When I was younger my Mother bought me a blue t-shirt that announced in big bold white bubble letters, “Here Comes Trouble” I suppose my Mother looked into my big hazel eyes and saw accidents waiting to happen. Having never been one that treads lightly, oh no, that’s to boring. I tend to look both ways then run down the path, hit the spring board, and take off. I’ve managed to never break a bone, but have wound up with several whoppers of bruises. Lately, those bruises appear more frequently. Currently, I have a bruise the size of a golf ball on my left knee, my left arm has three bruises on the bicep, right leg has a scratch and two bruises below the knee, and a huge bruise and a burn on my back. Wild sex? If only that were the case, I’d block my siblings from reading this. I’m just a glorified klutz. Earlier today, I ran into furniture and apologized before realizing it was a chair. My guard has been down.

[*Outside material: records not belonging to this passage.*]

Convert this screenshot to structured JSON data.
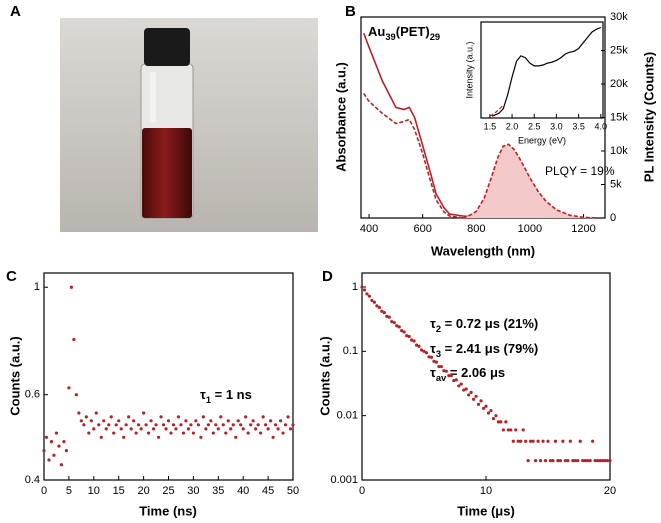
{
  "photo": {
    "panel": "A"
  },
  "chart_data": [
    {
      "type": "line",
      "panel": "B",
      "annotations": [
        [
          "Au",
          "39",
          "(PET)",
          "29"
        ],
        [
          "PLQY = 19%"
        ]
      ],
      "xlabel": "Wavelength (nm)",
      "ylabel": "Absorbance (a.u.)",
      "y2label": "PL Intensity (Counts)",
      "xlim": [
        370,
        1280
      ],
      "xticks": [
        400,
        600,
        800,
        1000,
        1200
      ],
      "ylim": [
        0,
        1
      ],
      "y2lim": [
        0,
        30000
      ],
      "y2ticks": [
        0,
        {
          "value": 5000,
          "label": "5k"
        },
        {
          "value": 10000,
          "label": "10k"
        },
        {
          "value": 15000,
          "label": "15k"
        },
        {
          "value": 20000,
          "label": "20k"
        },
        {
          "value": 25000,
          "label": "25k"
        },
        {
          "value": 30000,
          "label": "30k"
        }
      ],
      "series": [
        {
          "color": "#b82226",
          "style": "solid",
          "x": [
            380,
            400,
            450,
            500,
            530,
            550,
            570,
            600,
            630,
            650,
            680,
            700,
            750,
            800
          ],
          "values": [
            0.92,
            0.85,
            0.68,
            0.55,
            0.54,
            0.55,
            0.5,
            0.36,
            0.22,
            0.12,
            0.05,
            0.02,
            0.01,
            0.005
          ]
        },
        {
          "color": "#b82226",
          "style": "dashed",
          "x": [
            380,
            400,
            450,
            500,
            530,
            550,
            570,
            600,
            630,
            650,
            680,
            700,
            750,
            800
          ],
          "values": [
            0.62,
            0.58,
            0.52,
            0.47,
            0.48,
            0.49,
            0.44,
            0.32,
            0.18,
            0.09,
            0.03,
            0.01,
            0,
            0
          ]
        },
        {
          "color": "#b82226",
          "style": "dashed",
          "fill": "#f4c9c9",
          "axis": "y2",
          "x": [
            750,
            780,
            800,
            830,
            860,
            880,
            900,
            920,
            940,
            960,
            980,
            1000,
            1030,
            1060,
            1100,
            1150,
            1200,
            1250
          ],
          "values": [
            0,
            500,
            1000,
            3000,
            6500,
            9000,
            10700,
            11000,
            10300,
            9000,
            7500,
            6000,
            4000,
            2500,
            1200,
            400,
            100,
            0
          ]
        }
      ]
    },
    {
      "type": "line",
      "xlabel": "Energy (eV)",
      "ylabel": "Intensity (a.u.)",
      "xlim": [
        1.3,
        4.05
      ],
      "xticks": [
        1.5,
        {
          "value": 2,
          "label": "2.0"
        },
        2.5,
        {
          "value": 3,
          "label": "3.0"
        },
        3.5,
        {
          "value": 4,
          "label": "4.0"
        }
      ],
      "ylim": [
        0,
        1.05
      ],
      "series": [
        {
          "color": "#000000",
          "style": "solid",
          "x": [
            1.55,
            1.7,
            1.8,
            1.9,
            2.0,
            2.1,
            2.2,
            2.3,
            2.4,
            2.5,
            2.6,
            2.7,
            2.8,
            2.9,
            3.0,
            3.1,
            3.2,
            3.3,
            3.4,
            3.5,
            3.6,
            3.7,
            3.8,
            3.9,
            4.0
          ],
          "values": [
            0.02,
            0.05,
            0.1,
            0.25,
            0.45,
            0.62,
            0.68,
            0.66,
            0.6,
            0.57,
            0.57,
            0.58,
            0.6,
            0.61,
            0.63,
            0.66,
            0.7,
            0.72,
            0.73,
            0.76,
            0.82,
            0.88,
            0.94,
            0.97,
            0.99
          ]
        },
        {
          "color": "#b82226",
          "style": "dashed",
          "x": [
            1.5,
            1.6,
            1.7,
            1.8
          ],
          "values": [
            0.02,
            0.05,
            0.09,
            0.14
          ]
        }
      ]
    },
    {
      "type": "scatter",
      "panel": "C",
      "annotations": [
        [
          "τ",
          "1",
          " = 1 ns"
        ]
      ],
      "color": "#b82226",
      "xlabel": "Time (ns)",
      "ylabel": "Counts (a.u.)",
      "yscale": "log",
      "xlim": [
        0,
        50
      ],
      "xticks": [
        0,
        5,
        10,
        15,
        20,
        25,
        30,
        35,
        40,
        45,
        50
      ],
      "ylim": [
        0.4,
        1.07
      ],
      "yticks": [
        0.4,
        0.6,
        1
      ],
      "x": [
        0,
        0.5,
        1,
        1.5,
        2,
        2.5,
        3,
        3.5,
        4,
        4.5,
        5,
        5.5,
        6,
        6.5,
        7,
        7.5,
        8,
        8.5,
        9,
        9.5,
        10,
        10.5,
        11,
        11.5,
        12,
        12.5,
        13,
        13.5,
        14,
        14.5,
        15,
        15.5,
        16,
        16.5,
        17,
        17.5,
        18,
        18.5,
        19,
        19.5,
        20,
        20.5,
        21,
        21.5,
        22,
        22.5,
        23,
        23.5,
        24,
        24.5,
        25,
        25.5,
        26,
        26.5,
        27,
        27.5,
        28,
        28.5,
        29,
        29.5,
        30,
        30.5,
        31,
        31.5,
        32,
        32.5,
        33,
        33.5,
        34,
        34.5,
        35,
        35.5,
        36,
        36.5,
        37,
        37.5,
        38,
        38.5,
        39,
        39.5,
        40,
        40.5,
        41,
        41.5,
        42,
        42.5,
        43,
        43.5,
        44,
        44.5,
        45,
        45.5,
        46,
        46.5,
        47,
        47.5,
        48,
        48.5,
        49,
        49.5,
        50
      ],
      "values": [
        0.46,
        0.49,
        0.44,
        0.48,
        0.45,
        0.5,
        0.47,
        0.43,
        0.48,
        0.46,
        0.62,
        1.0,
        0.78,
        0.6,
        0.55,
        0.53,
        0.52,
        0.54,
        0.5,
        0.53,
        0.51,
        0.55,
        0.52,
        0.49,
        0.53,
        0.51,
        0.52,
        0.54,
        0.5,
        0.52,
        0.53,
        0.51,
        0.49,
        0.52,
        0.54,
        0.51,
        0.53,
        0.5,
        0.52,
        0.51,
        0.55,
        0.52,
        0.5,
        0.53,
        0.51,
        0.52,
        0.49,
        0.54,
        0.52,
        0.51,
        0.53,
        0.5,
        0.52,
        0.51,
        0.54,
        0.52,
        0.5,
        0.53,
        0.51,
        0.52,
        0.5,
        0.53,
        0.52,
        0.49,
        0.54,
        0.51,
        0.52,
        0.53,
        0.5,
        0.52,
        0.51,
        0.54,
        0.52,
        0.5,
        0.53,
        0.51,
        0.52,
        0.49,
        0.53,
        0.52,
        0.51,
        0.54,
        0.5,
        0.52,
        0.53,
        0.51,
        0.52,
        0.5,
        0.54,
        0.52,
        0.51,
        0.53,
        0.49,
        0.52,
        0.51,
        0.53,
        0.5,
        0.52,
        0.54,
        0.51,
        0.52
      ]
    },
    {
      "type": "scatter",
      "panel": "D",
      "annotations": [
        [
          "τ",
          "2",
          " = 0.72 μs (21%)"
        ],
        [
          "τ",
          "3",
          " = 2.41 μs (79%)"
        ],
        [
          "τ",
          "av",
          " = 2.06 μs"
        ]
      ],
      "color": "#b82226",
      "xlabel": "Time (μs)",
      "ylabel": "Counts (a.u.)",
      "yscale": "log",
      "xlim": [
        0,
        20
      ],
      "xticks": [
        0,
        10,
        20
      ],
      "ylim": [
        0.001,
        1.65
      ],
      "yticks": [
        0.001,
        0.01,
        0.1,
        1
      ],
      "x": [
        0,
        0.2,
        0.4,
        0.6,
        0.8,
        1,
        1.2,
        1.4,
        1.6,
        1.8,
        2,
        2.2,
        2.4,
        2.6,
        2.8,
        3,
        3.2,
        3.4,
        3.6,
        3.8,
        4,
        4.2,
        4.4,
        4.6,
        4.8,
        5,
        5.2,
        5.4,
        5.6,
        5.8,
        6,
        6.2,
        6.4,
        6.6,
        6.8,
        7,
        7.2,
        7.4,
        7.6,
        7.8,
        8,
        8.2,
        8.4,
        8.6,
        8.8,
        9,
        9.2,
        9.4,
        9.6,
        9.8,
        10,
        10.2,
        10.4,
        10.6,
        10.8,
        11,
        11.2,
        11.4,
        11.6,
        11.8,
        12,
        12.2,
        12.4,
        12.6,
        12.8,
        13,
        13.2,
        13.4,
        13.6,
        13.8,
        14,
        14.2,
        14.4,
        14.6,
        14.8,
        15,
        15.2,
        15.4,
        15.6,
        15.8,
        16,
        16.2,
        16.4,
        16.6,
        16.8,
        17,
        17.2,
        17.4,
        17.6,
        17.8,
        18,
        18.2,
        18.4,
        18.6,
        18.8,
        19,
        19.2,
        19.4,
        19.6,
        19.8,
        20
      ],
      "values": [
        1.0,
        0.9,
        0.78,
        0.72,
        0.62,
        0.58,
        0.51,
        0.48,
        0.42,
        0.4,
        0.35,
        0.34,
        0.29,
        0.28,
        0.25,
        0.24,
        0.21,
        0.2,
        0.175,
        0.17,
        0.15,
        0.145,
        0.125,
        0.12,
        0.105,
        0.1,
        0.095,
        0.082,
        0.081,
        0.07,
        0.068,
        0.058,
        0.058,
        0.05,
        0.049,
        0.042,
        0.042,
        0.035,
        0.036,
        0.029,
        0.031,
        0.025,
        0.026,
        0.021,
        0.023,
        0.018,
        0.02,
        0.015,
        0.017,
        0.013,
        0.014,
        0.011,
        0.012,
        0.009,
        0.01,
        0.008,
        0.008,
        0.006,
        0.008,
        0.006,
        0.006,
        0.004,
        0.006,
        0.004,
        0.004,
        0.006,
        0.004,
        0.002,
        0.004,
        0.004,
        0.002,
        0.004,
        0.002,
        0.004,
        0.002,
        0.004,
        0.002,
        0.002,
        0.004,
        0.002,
        0.002,
        0.004,
        0.002,
        0.002,
        0.004,
        0.002,
        0.002,
        0.002,
        0.004,
        0.002,
        0.002,
        0.002,
        0.002,
        0.004,
        0.002,
        0.002,
        0.002,
        0.002,
        0.002,
        0.002,
        0.002
      ]
    }
  ]
}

The reason a defense is called a defense is because that’s what you do when life knocks you down. When the offense has run out of steam, you defend yourself or allow your friends and family to do it for you. It doesn’t matter what they say or how they go about doing it, because they give it back in spades. After being knocked down one to many times lately, and feeling the pain of bruises, I’ve been leaning on my family and friends using them as my line, allowing them to take the helm. When you grow up thinking you’re Wonder Woman, this task is harder than it is to eat a fried bologna sandwich.
Stomach churning.
My Mother realized long ago that the best way to catch a butterfly is to not chase it at all, but to remain so still that it landed on your shoulder. She never tried to rationalize my nonconformist behavior with explanations of the moon being out of alignment at birth. She let me go. I’ve made mistakes and so has she. As an adult I’ve questioned my childhood, she shrugs her shoulders and says, “I did the best I could. Buck up.”
The last two mornings I’ve woke to voicemails that turned my stomach, “It’s your biggest cheerleader,” laughing she chirps my favorite childhood songs. Now, I’ve come to terms with events in my past and the mistakes I’ve made. The thing about having regrets in your past is that you spend every minute of the future building a wall that makes the monster harder to see. You convince yourself that the wall is sturdy, thick, and one day you wake up and those horrible things don’t jump out of the closet at you. You have to pick yourself up and occasionally lean on those around you.
Maybe the job of a Mother is to not shelter but bear witness as a child hits full force…and then to cushion the fall when it’s over.